This is a demo of AWS Kinesis for the logistsic system event streaming. There are 3 events:
- event: order_created, data: order id, ship from region, ship to region, pick up time, price
- event: order_assigned, data: order id, driver (who accepted the order)
- event: order_completed, data: order id,
We created 3 Kinesis Streams by the script (create_stream.sh). Each stream has 2 shards. The simulator.py will create 2 threads for producer to create order, and then 2 threads to consumer the event message and then forward to the 2nd stream (assign_driver). It will set a random time for the driver assignment time taken for simulation. And then there will also be 2 threads to receive the event and forward to the final queue (complete_order)
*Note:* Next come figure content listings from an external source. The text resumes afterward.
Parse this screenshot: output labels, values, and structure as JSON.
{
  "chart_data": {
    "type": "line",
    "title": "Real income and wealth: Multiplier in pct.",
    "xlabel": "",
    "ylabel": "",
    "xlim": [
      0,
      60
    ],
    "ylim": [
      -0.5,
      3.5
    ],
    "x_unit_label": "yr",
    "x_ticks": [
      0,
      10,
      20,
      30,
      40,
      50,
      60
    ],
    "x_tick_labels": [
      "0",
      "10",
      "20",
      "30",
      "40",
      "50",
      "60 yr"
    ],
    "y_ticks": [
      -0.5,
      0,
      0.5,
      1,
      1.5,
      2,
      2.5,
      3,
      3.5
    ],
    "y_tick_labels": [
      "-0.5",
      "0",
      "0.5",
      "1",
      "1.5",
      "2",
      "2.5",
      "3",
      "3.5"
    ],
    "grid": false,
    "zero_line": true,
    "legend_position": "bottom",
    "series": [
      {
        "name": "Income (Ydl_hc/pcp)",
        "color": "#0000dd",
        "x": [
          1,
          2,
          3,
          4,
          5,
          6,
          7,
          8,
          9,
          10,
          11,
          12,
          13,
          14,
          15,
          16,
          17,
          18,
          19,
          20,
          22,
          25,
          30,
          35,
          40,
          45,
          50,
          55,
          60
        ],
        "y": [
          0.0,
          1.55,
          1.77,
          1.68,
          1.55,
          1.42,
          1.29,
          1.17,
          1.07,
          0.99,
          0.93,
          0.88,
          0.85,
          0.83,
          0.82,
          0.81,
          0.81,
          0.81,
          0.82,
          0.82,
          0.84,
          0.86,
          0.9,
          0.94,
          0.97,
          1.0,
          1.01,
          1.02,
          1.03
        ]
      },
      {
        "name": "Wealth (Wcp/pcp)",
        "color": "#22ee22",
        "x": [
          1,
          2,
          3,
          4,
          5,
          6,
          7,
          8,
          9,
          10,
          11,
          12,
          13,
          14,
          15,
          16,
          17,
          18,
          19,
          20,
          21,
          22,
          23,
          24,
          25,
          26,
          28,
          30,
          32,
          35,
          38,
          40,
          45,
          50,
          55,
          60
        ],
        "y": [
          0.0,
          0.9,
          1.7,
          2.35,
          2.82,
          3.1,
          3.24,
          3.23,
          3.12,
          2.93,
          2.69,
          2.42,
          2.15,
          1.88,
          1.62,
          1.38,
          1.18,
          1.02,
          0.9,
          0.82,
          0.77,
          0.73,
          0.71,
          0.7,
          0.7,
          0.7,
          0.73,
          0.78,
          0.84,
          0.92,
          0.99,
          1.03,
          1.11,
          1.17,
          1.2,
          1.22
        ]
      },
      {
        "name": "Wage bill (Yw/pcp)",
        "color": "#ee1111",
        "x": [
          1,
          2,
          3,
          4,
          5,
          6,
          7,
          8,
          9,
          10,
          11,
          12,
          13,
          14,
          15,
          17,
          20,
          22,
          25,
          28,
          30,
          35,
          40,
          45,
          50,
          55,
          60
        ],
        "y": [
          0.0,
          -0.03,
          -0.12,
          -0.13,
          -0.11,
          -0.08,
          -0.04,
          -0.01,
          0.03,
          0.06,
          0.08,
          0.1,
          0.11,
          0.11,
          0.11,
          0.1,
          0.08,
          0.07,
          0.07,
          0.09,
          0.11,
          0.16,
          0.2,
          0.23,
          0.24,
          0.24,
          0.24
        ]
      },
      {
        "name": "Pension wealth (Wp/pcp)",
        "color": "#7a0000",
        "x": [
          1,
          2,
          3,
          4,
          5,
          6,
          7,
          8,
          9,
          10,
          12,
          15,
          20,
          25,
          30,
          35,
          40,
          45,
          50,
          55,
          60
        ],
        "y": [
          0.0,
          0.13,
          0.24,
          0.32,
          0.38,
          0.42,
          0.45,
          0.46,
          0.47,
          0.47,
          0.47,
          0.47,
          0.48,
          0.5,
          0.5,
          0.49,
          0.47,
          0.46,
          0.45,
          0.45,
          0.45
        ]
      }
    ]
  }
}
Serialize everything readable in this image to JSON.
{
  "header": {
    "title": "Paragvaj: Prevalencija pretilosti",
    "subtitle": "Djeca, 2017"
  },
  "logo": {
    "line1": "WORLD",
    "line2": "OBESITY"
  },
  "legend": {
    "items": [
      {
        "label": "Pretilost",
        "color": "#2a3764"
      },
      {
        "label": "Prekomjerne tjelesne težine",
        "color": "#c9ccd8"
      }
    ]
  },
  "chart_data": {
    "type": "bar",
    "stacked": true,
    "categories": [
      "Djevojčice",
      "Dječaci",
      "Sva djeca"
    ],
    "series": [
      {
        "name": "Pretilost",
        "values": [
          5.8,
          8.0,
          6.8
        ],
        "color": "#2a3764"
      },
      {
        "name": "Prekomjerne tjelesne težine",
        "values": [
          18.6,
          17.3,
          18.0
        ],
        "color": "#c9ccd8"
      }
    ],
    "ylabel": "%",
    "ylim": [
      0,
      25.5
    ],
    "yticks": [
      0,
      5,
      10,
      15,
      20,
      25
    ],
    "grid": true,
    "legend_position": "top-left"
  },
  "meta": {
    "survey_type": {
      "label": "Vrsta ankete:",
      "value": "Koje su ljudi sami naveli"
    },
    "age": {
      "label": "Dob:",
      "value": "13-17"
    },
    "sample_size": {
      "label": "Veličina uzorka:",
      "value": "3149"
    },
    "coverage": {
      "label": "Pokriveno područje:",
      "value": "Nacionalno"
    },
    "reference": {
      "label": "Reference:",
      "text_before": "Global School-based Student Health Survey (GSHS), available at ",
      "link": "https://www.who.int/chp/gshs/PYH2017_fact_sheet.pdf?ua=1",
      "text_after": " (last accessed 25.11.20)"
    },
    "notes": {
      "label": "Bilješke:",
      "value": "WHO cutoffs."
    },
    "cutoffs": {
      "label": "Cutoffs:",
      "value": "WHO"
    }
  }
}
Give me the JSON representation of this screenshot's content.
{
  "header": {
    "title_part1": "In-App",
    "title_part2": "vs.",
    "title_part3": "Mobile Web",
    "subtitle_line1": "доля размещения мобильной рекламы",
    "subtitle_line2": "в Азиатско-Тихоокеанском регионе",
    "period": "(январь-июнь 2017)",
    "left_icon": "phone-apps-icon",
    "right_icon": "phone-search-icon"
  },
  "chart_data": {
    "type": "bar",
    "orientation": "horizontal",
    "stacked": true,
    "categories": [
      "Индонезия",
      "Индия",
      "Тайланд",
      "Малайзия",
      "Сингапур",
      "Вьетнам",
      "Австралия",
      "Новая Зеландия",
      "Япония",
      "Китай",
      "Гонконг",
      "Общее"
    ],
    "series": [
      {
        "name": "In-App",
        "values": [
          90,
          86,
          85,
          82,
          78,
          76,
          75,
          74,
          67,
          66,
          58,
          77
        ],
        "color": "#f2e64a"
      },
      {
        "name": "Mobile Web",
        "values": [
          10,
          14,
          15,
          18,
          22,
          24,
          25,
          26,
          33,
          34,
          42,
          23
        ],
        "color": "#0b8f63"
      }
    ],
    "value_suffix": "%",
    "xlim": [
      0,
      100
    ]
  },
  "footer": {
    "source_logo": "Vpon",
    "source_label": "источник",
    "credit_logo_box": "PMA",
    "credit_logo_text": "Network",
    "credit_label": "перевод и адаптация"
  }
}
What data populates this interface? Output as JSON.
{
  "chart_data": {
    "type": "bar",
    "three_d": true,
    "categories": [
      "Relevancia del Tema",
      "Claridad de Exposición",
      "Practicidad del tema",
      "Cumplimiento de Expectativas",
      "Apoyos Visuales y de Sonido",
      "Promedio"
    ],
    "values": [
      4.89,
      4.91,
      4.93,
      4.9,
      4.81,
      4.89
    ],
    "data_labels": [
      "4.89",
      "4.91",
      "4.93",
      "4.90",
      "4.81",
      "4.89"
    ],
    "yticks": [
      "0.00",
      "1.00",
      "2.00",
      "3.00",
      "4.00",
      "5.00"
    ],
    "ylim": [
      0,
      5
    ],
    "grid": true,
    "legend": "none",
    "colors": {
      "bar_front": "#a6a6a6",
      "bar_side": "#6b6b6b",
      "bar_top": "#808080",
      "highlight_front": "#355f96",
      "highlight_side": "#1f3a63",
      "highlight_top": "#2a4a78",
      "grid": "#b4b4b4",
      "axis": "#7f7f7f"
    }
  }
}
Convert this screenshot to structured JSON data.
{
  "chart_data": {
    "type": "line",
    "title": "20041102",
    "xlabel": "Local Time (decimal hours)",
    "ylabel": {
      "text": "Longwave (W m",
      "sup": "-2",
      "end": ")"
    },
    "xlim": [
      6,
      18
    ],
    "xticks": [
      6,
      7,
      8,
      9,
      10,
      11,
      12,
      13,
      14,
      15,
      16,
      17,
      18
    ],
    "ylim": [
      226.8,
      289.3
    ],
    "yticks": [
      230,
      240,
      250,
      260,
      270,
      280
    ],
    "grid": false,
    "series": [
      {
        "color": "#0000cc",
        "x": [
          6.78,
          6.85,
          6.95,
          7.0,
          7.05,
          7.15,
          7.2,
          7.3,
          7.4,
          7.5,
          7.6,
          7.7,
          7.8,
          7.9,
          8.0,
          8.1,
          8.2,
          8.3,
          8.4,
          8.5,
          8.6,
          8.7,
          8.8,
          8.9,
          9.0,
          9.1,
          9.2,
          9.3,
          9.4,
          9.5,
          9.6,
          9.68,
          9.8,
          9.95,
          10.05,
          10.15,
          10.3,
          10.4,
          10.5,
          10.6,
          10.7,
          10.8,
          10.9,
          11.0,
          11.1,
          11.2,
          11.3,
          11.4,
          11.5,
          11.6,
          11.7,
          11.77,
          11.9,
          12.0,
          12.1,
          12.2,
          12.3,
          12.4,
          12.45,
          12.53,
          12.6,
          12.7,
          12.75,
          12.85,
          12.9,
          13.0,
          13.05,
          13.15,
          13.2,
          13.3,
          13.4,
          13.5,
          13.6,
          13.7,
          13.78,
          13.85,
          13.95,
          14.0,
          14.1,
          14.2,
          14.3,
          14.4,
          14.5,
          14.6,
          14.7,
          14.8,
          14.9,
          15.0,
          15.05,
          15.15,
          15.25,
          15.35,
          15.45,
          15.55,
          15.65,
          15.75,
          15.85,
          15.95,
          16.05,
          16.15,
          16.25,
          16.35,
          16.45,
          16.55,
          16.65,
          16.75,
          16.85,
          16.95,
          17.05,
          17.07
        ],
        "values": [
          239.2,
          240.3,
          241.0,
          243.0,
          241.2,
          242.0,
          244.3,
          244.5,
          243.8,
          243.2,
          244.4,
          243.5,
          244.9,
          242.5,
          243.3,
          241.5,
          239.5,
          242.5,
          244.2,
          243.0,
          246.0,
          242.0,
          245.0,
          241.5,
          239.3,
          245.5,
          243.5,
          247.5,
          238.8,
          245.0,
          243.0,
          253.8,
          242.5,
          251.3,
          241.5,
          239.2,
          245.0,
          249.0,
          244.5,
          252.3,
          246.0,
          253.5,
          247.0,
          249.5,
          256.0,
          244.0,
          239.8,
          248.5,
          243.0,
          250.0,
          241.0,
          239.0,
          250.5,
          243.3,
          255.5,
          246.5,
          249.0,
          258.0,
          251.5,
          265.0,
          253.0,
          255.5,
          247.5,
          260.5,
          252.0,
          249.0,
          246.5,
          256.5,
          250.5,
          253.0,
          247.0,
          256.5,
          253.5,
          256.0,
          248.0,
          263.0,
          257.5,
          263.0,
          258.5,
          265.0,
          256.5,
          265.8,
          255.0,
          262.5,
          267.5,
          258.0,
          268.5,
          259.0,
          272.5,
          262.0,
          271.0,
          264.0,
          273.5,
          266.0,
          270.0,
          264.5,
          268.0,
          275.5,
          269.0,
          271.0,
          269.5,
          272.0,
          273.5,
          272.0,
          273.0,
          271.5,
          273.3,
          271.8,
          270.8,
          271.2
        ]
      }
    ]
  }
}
Each consumer thread will print out its own message througput.
We also created 3 lambda functions (create_lambda.sh/lamda_function.py) to listen the Kinesis event to analyse the statistics: price, ship_from_region, and time taken. The function will update the statistics into DynamoDB. The tables was created by (create_table.sh). And the statistics will be shown by (monitor.py).
The demo video can be found in youtube: https://youtu.be/aGrNBKNiaUo
The lambda function is supposed to be called per second, but i found that due to the poor performance of dynamoDB, it took 3 sec to run for each invocation. Therefore, there is a time lag in the statistics update on the dynamoDB. To solve this problem, we either improve the dynamodb performance or use a faster local db solution or even put the statistics update in the consumer python script.